At the weekly Amsterdam book market, I bought this little book, which reminds me of my father's row of World War II pocket books. During the war, presses poured out these tiny, light books of shoddy construction that fit easily into a soldier's or sailor's pack. I think this poetry book must have been treasured because it shows signs of being well read but is still in good shape, with no pages loose.
It comes from a different era, when schoolchildren all memorized poetry and recited it for audiences, when poetry was not considered an arcane and boring specialty of professors.
In the introduction the editor, Ted Malone, writes,
This pocketful of poetry is composed of poems that are favorites with your friends and neighbors and the strangers you pass on the street...These are the poems people quote over teacups and in offices and on battlefields. Poems like these are part of everyday living. If you don't believe it, just stop somebody on Main Street tomorrow and ask, "What comes after 'If you can keep your head when all about...'?" ....

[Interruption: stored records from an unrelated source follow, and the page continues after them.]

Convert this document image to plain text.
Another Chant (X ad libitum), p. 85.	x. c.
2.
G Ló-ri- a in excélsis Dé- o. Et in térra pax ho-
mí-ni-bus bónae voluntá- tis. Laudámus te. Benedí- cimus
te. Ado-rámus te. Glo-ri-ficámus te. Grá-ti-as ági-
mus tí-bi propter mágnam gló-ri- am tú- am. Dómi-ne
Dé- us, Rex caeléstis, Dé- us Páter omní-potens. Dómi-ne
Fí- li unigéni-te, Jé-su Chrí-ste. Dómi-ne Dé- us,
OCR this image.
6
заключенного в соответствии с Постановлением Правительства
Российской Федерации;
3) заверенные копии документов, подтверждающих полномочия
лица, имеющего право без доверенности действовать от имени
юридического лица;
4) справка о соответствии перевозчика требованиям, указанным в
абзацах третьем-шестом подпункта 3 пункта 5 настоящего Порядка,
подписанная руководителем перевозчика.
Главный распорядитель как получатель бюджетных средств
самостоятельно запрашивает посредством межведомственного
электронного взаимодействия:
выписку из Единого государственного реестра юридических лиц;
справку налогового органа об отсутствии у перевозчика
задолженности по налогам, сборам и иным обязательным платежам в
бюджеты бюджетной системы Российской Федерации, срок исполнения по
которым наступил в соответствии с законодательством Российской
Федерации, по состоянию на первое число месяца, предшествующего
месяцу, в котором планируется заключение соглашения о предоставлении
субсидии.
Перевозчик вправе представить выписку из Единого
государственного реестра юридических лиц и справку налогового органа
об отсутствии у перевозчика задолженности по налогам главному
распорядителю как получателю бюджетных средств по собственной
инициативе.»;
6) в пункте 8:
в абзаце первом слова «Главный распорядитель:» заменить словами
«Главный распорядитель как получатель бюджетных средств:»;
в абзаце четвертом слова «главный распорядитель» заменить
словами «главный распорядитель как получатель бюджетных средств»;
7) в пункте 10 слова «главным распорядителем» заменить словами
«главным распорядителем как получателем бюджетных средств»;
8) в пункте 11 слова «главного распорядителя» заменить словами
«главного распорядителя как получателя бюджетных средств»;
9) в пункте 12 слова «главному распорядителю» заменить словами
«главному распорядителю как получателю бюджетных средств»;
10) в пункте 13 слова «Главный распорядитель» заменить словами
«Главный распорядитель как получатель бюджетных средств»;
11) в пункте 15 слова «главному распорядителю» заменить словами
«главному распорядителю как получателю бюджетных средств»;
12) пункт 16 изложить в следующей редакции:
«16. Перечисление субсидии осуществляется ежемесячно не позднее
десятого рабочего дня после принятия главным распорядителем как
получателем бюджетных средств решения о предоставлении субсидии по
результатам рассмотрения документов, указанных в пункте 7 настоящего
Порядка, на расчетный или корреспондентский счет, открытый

...In the course of my year as a war correspondent in Europe, I was amazed to find out how many front line fighting men carried little books of verse and that USO libraries could never get enough poetry books....It is hard to find words for the thoughts that go with a man into war, into separation from everything he knows and loves, into discomfort and danger and the shadow of death....
Poetry expresses all the somethings that can't be put into ...ordinary words.... poetry is magic. It is the light that never was on land or sea.
I like thinking that the soldier who brought this book to the Netherlands 65 years ago found comfort in poetry, the art of saying long things shortly. I hope he survived the war.